You want to take your best game out to the golf course when you play. We all do. But when you’re playing in a tournament, there are several things you can and probably should do to improve your chances of success. If you’ve ever played tournament golf, you know it’s unlike anything else you’ve ever experienced. If it’s a stroke play event, every putt must be holed, and that just adds to the pressure. There are no gimmies, and players tend to do things in a tournament that they would never otherwise do when playing a casual round with their buddies. That’s why golf is the greatest sport in the world! It’s the perfect combination of mental and physical.

Tournament preparation is one of the topics we’ve discussed off-and-on in Golf Performance Enhancement. PGA Professional Gary Balliet is always quick to offer up a story or two about how he’s prepared for tournaments over the years, including the 1984 PGA Championship at Shoal Creek Country Club in Alabama. The other day, the topic of practice rounds came up, and we started talking about what it means to “map” a golf course before you have to play it in a tournament when every stroke counts.

Course mapping is a hole-by-hole
Course mapping allows you to determine the best way to play each hole.

Course mapping has been defined as, “giving a golfer as much information to allow each hole to be played successfully.” Gary says he likes to play a practice round at a course 2-3 days before a tournament so he can get a feel for how conditions are going to be.

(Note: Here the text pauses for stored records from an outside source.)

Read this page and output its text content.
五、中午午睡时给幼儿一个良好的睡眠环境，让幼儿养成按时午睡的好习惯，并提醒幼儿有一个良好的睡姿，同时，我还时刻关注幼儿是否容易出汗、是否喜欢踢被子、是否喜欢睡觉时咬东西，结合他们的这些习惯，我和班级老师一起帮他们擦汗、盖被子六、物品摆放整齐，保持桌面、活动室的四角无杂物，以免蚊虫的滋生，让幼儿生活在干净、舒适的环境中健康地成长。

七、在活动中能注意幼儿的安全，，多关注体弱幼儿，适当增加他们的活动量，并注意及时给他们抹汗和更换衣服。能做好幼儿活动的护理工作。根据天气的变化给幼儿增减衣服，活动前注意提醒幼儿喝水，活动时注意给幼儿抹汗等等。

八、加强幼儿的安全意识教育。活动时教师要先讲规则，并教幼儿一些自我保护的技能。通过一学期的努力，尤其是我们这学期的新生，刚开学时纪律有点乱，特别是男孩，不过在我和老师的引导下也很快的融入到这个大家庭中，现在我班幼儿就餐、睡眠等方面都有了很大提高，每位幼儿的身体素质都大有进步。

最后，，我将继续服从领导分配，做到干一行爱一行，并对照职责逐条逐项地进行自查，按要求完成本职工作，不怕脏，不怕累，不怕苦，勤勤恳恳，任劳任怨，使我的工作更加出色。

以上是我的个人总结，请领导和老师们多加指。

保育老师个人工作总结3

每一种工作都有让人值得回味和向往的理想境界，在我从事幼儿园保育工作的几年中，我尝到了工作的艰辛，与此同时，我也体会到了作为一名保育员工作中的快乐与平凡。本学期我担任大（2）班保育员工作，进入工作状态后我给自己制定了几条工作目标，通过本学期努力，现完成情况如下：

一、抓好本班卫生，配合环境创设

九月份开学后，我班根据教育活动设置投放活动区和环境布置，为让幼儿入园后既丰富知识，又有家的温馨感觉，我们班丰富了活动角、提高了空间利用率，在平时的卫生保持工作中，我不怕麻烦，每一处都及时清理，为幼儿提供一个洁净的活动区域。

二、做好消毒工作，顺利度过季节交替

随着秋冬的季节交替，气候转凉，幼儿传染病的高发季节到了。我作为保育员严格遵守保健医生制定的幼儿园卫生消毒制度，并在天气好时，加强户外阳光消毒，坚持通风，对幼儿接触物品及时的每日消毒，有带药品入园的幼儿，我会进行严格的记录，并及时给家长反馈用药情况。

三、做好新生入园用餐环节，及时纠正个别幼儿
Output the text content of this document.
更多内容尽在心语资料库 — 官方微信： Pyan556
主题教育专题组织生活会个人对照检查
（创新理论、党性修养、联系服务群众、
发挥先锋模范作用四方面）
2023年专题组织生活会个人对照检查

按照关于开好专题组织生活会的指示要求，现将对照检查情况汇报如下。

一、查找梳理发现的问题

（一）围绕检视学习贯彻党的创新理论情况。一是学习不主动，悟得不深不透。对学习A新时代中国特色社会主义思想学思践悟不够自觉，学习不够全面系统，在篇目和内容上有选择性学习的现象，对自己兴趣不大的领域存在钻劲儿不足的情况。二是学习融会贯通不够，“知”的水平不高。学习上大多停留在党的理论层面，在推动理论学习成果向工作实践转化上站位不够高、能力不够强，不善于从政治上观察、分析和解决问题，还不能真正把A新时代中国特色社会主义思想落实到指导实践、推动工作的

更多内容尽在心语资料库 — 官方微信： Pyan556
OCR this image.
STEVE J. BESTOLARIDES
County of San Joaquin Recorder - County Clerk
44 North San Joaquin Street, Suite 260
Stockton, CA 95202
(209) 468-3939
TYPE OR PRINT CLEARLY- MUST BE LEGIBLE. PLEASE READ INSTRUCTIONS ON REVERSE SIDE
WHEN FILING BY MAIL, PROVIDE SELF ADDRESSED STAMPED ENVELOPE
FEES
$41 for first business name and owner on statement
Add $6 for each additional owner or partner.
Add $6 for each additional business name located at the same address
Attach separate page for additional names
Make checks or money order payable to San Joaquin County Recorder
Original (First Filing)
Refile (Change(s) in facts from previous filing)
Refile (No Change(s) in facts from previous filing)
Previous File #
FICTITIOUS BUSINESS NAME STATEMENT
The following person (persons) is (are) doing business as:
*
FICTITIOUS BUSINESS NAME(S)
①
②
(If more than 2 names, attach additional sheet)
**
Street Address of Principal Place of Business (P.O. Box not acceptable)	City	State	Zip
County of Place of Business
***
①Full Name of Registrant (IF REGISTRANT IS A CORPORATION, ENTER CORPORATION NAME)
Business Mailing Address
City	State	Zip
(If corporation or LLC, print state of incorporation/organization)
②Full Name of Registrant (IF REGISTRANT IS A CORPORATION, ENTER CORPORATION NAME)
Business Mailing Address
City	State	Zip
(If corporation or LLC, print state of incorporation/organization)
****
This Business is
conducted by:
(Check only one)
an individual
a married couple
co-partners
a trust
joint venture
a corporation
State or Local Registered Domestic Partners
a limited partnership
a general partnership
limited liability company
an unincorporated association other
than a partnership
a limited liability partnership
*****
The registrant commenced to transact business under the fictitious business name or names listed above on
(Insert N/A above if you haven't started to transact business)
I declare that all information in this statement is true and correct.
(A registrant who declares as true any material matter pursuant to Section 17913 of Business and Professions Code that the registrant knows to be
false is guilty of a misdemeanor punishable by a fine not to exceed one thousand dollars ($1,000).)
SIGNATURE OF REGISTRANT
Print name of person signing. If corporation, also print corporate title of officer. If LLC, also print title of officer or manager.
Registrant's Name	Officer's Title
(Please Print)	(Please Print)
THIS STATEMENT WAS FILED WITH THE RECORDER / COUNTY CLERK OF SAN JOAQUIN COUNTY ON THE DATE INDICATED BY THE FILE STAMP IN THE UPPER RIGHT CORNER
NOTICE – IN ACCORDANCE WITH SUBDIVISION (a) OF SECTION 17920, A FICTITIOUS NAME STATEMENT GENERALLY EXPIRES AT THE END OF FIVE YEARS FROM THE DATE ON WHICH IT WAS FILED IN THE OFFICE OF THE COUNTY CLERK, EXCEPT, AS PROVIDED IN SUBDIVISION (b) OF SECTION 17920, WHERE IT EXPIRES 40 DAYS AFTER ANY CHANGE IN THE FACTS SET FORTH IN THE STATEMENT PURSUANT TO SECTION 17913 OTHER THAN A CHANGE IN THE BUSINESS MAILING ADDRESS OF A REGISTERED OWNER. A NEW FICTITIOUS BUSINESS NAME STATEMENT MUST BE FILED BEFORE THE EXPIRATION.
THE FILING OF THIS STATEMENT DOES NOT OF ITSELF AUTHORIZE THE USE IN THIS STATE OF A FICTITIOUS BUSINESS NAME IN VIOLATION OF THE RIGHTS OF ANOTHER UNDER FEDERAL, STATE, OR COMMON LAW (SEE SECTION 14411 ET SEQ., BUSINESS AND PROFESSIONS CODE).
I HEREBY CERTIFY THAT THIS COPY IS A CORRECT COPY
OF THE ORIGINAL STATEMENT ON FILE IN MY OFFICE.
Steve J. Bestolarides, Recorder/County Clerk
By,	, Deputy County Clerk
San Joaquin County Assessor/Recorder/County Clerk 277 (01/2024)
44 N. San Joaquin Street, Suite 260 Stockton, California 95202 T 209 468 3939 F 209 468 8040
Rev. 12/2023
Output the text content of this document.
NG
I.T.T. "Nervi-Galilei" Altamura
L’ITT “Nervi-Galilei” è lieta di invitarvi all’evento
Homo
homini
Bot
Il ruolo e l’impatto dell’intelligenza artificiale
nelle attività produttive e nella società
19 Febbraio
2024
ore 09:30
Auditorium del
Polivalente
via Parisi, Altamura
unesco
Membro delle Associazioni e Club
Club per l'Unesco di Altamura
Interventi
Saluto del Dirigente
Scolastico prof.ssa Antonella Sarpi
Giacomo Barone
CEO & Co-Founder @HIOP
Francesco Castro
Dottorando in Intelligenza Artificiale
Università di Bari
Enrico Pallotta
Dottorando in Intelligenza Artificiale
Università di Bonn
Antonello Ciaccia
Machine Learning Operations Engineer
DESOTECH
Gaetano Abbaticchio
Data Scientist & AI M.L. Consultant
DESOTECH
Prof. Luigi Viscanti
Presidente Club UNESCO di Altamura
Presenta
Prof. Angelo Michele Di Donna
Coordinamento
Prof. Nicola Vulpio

Get your hands on a yardage book if you can, especially a local yardage book. The more knowledgeable you are about the golf course you’re playing, the greater your chances of going low or even saving a few strokes. Here are a few course mapping tips:

* What type of grass are the fairways and greens?
* How firm are the fairways and greens?
* How is the grain? Which way does it run?
* Where do you want your tee shot to land on each hole?
* Choose a high-percentage landing area and a more aggressive one.
* Come up with a plan (or club to hit) for each hole, and stick to it.
* Does the hole require a cut or a draw?
* If there’s a certain yardage you like, try to hit to it.
* What is the weather like? Is there a prevailing wind in the area?
* How to the course conditions change from morning to afternoon?
* Does the wind tend to blow more in the afternoon or the morning?
* Is there fog in the morning? What time does it typically burn off?
* Look for undulations and slopes in the fairways and on the greens? Which way does the course drain?
* Which way do the greens tend to break?
* Play each hole mentally, from green to tee. There may be trouble you can’t see from the tee.